While you could say the piece is in A minor, it doesn't really use the tonal ideas brought from the common practice period. If it did, you would see E or E7 much more instead of Em. The piece builds more off the naturally constructed chords of the A minor scale which means it uses much more modal ideas and I wouldn't expect certain tonal ideas, like the deceptive cadence or modulation, to actually drive what's going on and the are other things going on. The melody is is direct control of the harmony.
There are things you could look for and study. In general inside or outside functional harmony, look at how the notes move and you'll see patterns. For example moving up a third such as Em to G and Am to C are common ideas in this and can be looked at not as functionally, but decoratively. Functionally not much is changing If we were to combine those two chords for each we would end up with Em7 and Am7 respectively so in part when these chords are used with each other they can more or less be viewed as one unit moving for effect due to their similarities.

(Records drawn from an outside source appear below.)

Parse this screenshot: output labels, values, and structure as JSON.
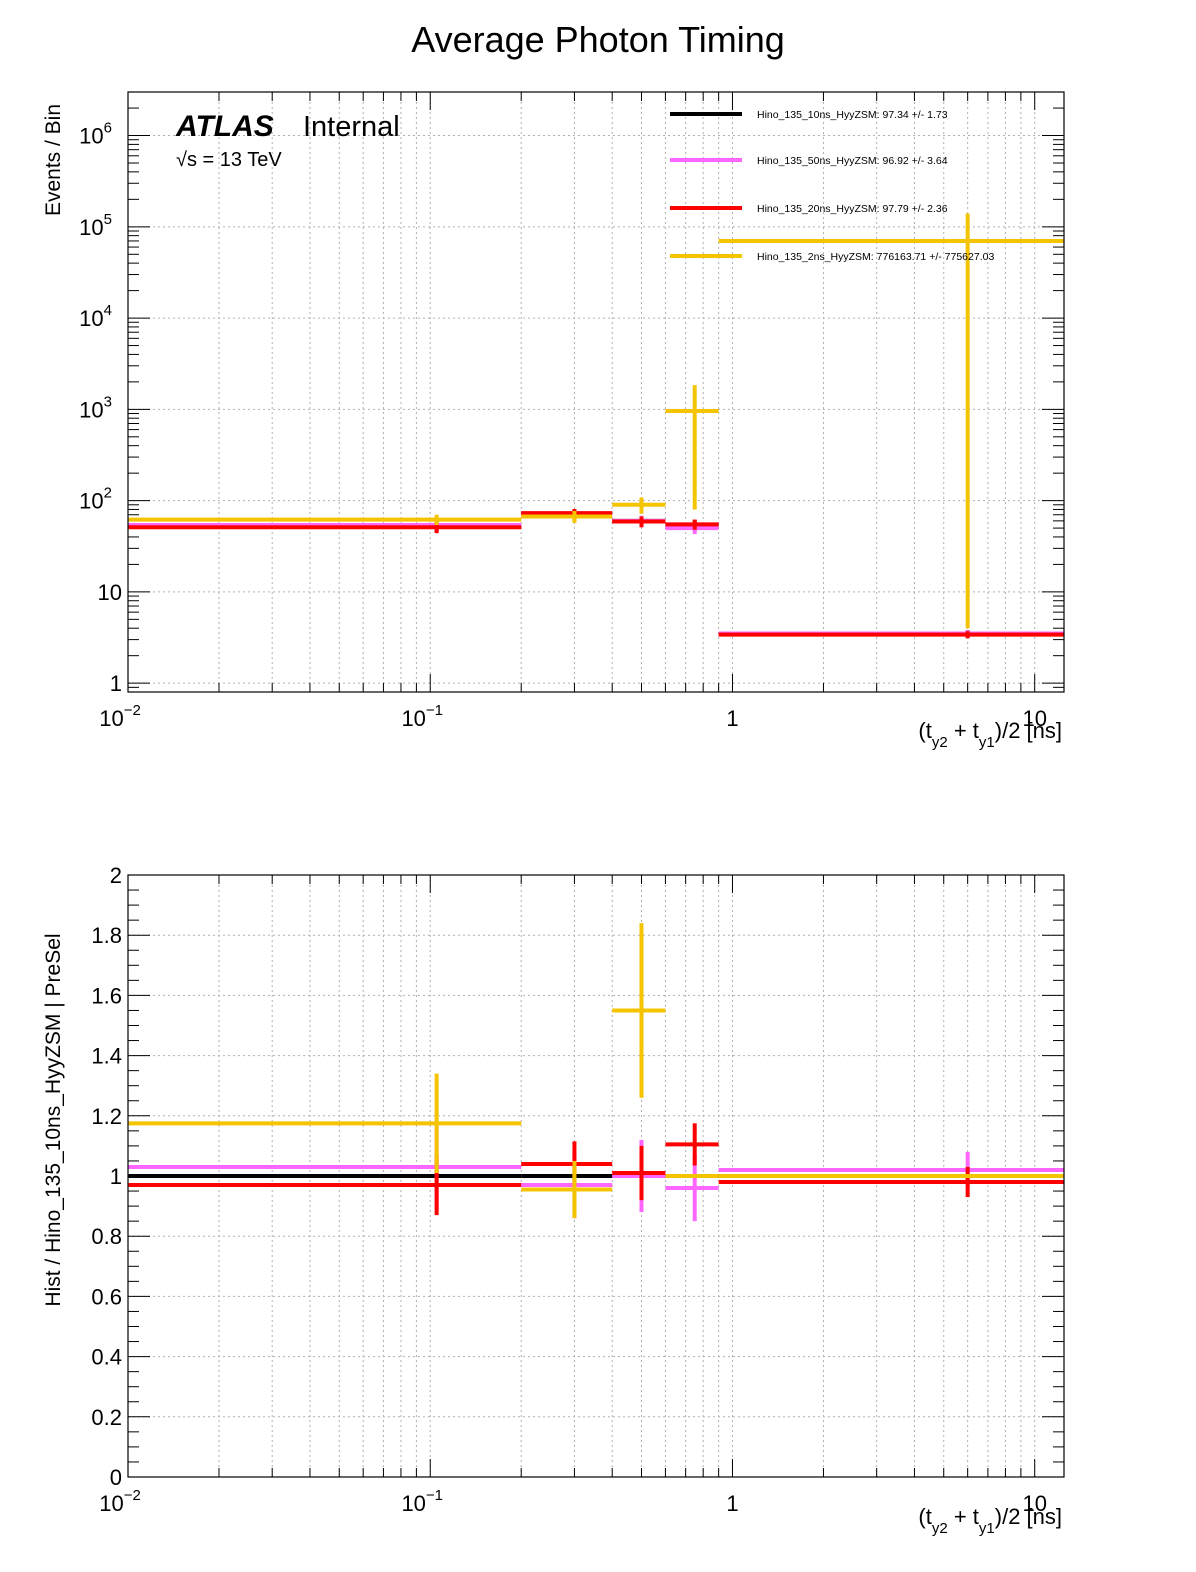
{
  "figure": {
    "title": "Average Photon Timing"
  },
  "atlas_label": {
    "atlas": "ATLAS",
    "status": "Internal",
    "energy_prefix": "√s = 13 TeV"
  },
  "colors": {
    "black": "#000000",
    "magenta": "#ff66ff",
    "red": "#ff0000",
    "yellow": "#f5c400",
    "grid": "#b0b0b0"
  },
  "chart_data": [
    {
      "type": "line",
      "subtype": "histogram-with-errors",
      "panel": "top",
      "title": "Average Photon Timing",
      "xlabel": "(t_y2 + t_y1)/2 [ns]",
      "ylabel": "Events / Bin",
      "xscale": "log",
      "yscale": "log",
      "xlim": [
        0.01,
        12.5
      ],
      "ylim": [
        0.8,
        3000000
      ],
      "xticks": [
        {
          "value": 0.01,
          "label": "10",
          "exp": "−2"
        },
        {
          "value": 0.1,
          "label": "10",
          "exp": "−1"
        },
        {
          "value": 1,
          "label": "1",
          "exp": ""
        },
        {
          "value": 10,
          "label": "10",
          "exp": ""
        }
      ],
      "yticks": [
        {
          "value": 1,
          "label": "1",
          "exp": ""
        },
        {
          "value": 10,
          "label": "10",
          "exp": ""
        },
        {
          "value": 100,
          "label": "10",
          "exp": "2"
        },
        {
          "value": 1000,
          "label": "10",
          "exp": "3"
        },
        {
          "value": 10000,
          "label": "10",
          "exp": "4"
        },
        {
          "value": 100000,
          "label": "10",
          "exp": "5"
        },
        {
          "value": 1000000,
          "label": "10",
          "exp": "6"
        }
      ],
      "grid": true,
      "legend_position": "top-right",
      "bin_edges": [
        0.01,
        0.2,
        0.4,
        0.6,
        0.9,
        12.5
      ],
      "bin_centers": [
        0.105,
        0.3,
        0.5,
        0.75,
        6.0
      ],
      "series": [
        {
          "name": "Hino_135_10ns_HyyZSM: 97.34 +/- 1.73",
          "color": "black",
          "values": [
            52,
            72,
            60,
            54,
            3.5
          ],
          "errors": [
            7,
            8,
            8,
            7,
            0.3
          ]
        },
        {
          "name": "Hino_135_50ns_HyyZSM: 96.92 +/- 3.64",
          "color": "magenta",
          "values": [
            54,
            70,
            60,
            50,
            3.5
          ],
          "errors": [
            7,
            8,
            8,
            7,
            0.3
          ]
        },
        {
          "name": "Hino_135_20ns_HyyZSM: 97.79 +/- 2.36",
          "color": "red",
          "values": [
            51,
            73,
            59,
            55,
            3.4
          ],
          "errors": [
            7,
            8,
            8,
            7,
            0.3
          ]
        },
        {
          "name": "Hino_135_2ns_HyyZSM: 776163.71 +/- 775627.03",
          "color": "yellow",
          "values": [
            62,
            67,
            90,
            960,
            70000
          ],
          "errors": [
            8,
            10,
            18,
            880,
            69996
          ]
        }
      ]
    },
    {
      "type": "line",
      "subtype": "ratio-histogram-with-errors",
      "panel": "bottom",
      "xlabel": "(t_y2 + t_y1)/2 [ns]",
      "ylabel": "Hist / Hino_135_10ns_HyyZSM | PreSel",
      "xscale": "log",
      "yscale": "linear",
      "xlim": [
        0.01,
        12.5
      ],
      "ylim": [
        0,
        2
      ],
      "xticks": [
        {
          "value": 0.01,
          "label": "10",
          "exp": "−2"
        },
        {
          "value": 0.1,
          "label": "10",
          "exp": "−1"
        },
        {
          "value": 1,
          "label": "1",
          "exp": ""
        },
        {
          "value": 10,
          "label": "10",
          "exp": ""
        }
      ],
      "yticks": [
        {
          "value": 0,
          "label": "0"
        },
        {
          "value": 0.2,
          "label": "0.2"
        },
        {
          "value": 0.4,
          "label": "0.4"
        },
        {
          "value": 0.6,
          "label": "0.6"
        },
        {
          "value": 0.8,
          "label": "0.8"
        },
        {
          "value": 1,
          "label": "1"
        },
        {
          "value": 1.2,
          "label": "1.2"
        },
        {
          "value": 1.4,
          "label": "1.4"
        },
        {
          "value": 1.6,
          "label": "1.6"
        },
        {
          "value": 1.8,
          "label": "1.8"
        },
        {
          "value": 2,
          "label": "2"
        }
      ],
      "grid": true,
      "bin_edges": [
        0.01,
        0.2,
        0.4,
        0.6,
        0.9,
        12.5
      ],
      "bin_centers": [
        0.105,
        0.3,
        0.5,
        0.75,
        6.0
      ],
      "series": [
        {
          "name": "Hino_135_10ns_HyyZSM",
          "color": "black",
          "values": [
            1.0,
            1.0,
            1.0,
            1.0,
            1.0
          ],
          "errors": [
            0,
            0,
            0,
            0,
            0
          ]
        },
        {
          "name": "Hino_135_50ns_HyyZSM",
          "color": "magenta",
          "values": [
            1.03,
            0.97,
            1.0,
            0.96,
            1.02
          ],
          "errors": [
            0.14,
            0.11,
            0.12,
            0.11,
            0.06
          ]
        },
        {
          "name": "Hino_135_20ns_HyyZSM",
          "color": "red",
          "values": [
            0.97,
            1.04,
            1.01,
            1.105,
            0.98
          ],
          "errors": [
            0.1,
            0.075,
            0.09,
            0.07,
            0.05
          ]
        },
        {
          "name": "Hino_135_2ns_HyyZSM",
          "color": "yellow",
          "values": [
            1.175,
            0.955,
            1.55,
            1.0,
            1.0
          ],
          "errors": [
            0.165,
            0.095,
            0.29,
            0,
            0
          ]
        }
      ]
    }
  ]
}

For the D chord it's just a borrowed chord from a parallel mode most likely from A Dorian, but it can also be viewed as from A Major (or Ionian if you're thinking modal). It's no different from iv and in major keys you'll sometimes see the opposite where iv is used instead of
IV. In this piece, it's just use to give a little bit more resolution to when you go from the D to the Em as the F♯-> G resolution is stronger than an F->G resolution. It also sets up the next part quite nicely.
The next part even if you try to view it functionally does not modulate. Different chords are used to color the melody which is different then before in a much way that has been done before, but it does not stay and you quickly return back to where you feel A is the most important note again and arguably you never left.
So in short this piece is not from functional harmony, but modal instead so you need to look at it much differently to understand it. Roman Numeral analysis will not get you far, but you can look for how the harmony moves and look at the melody to get a good perspective of why the harmony is the way it is along with melodic and harmonic patterns (motifs) that may define the piece much more than a functional analysis can.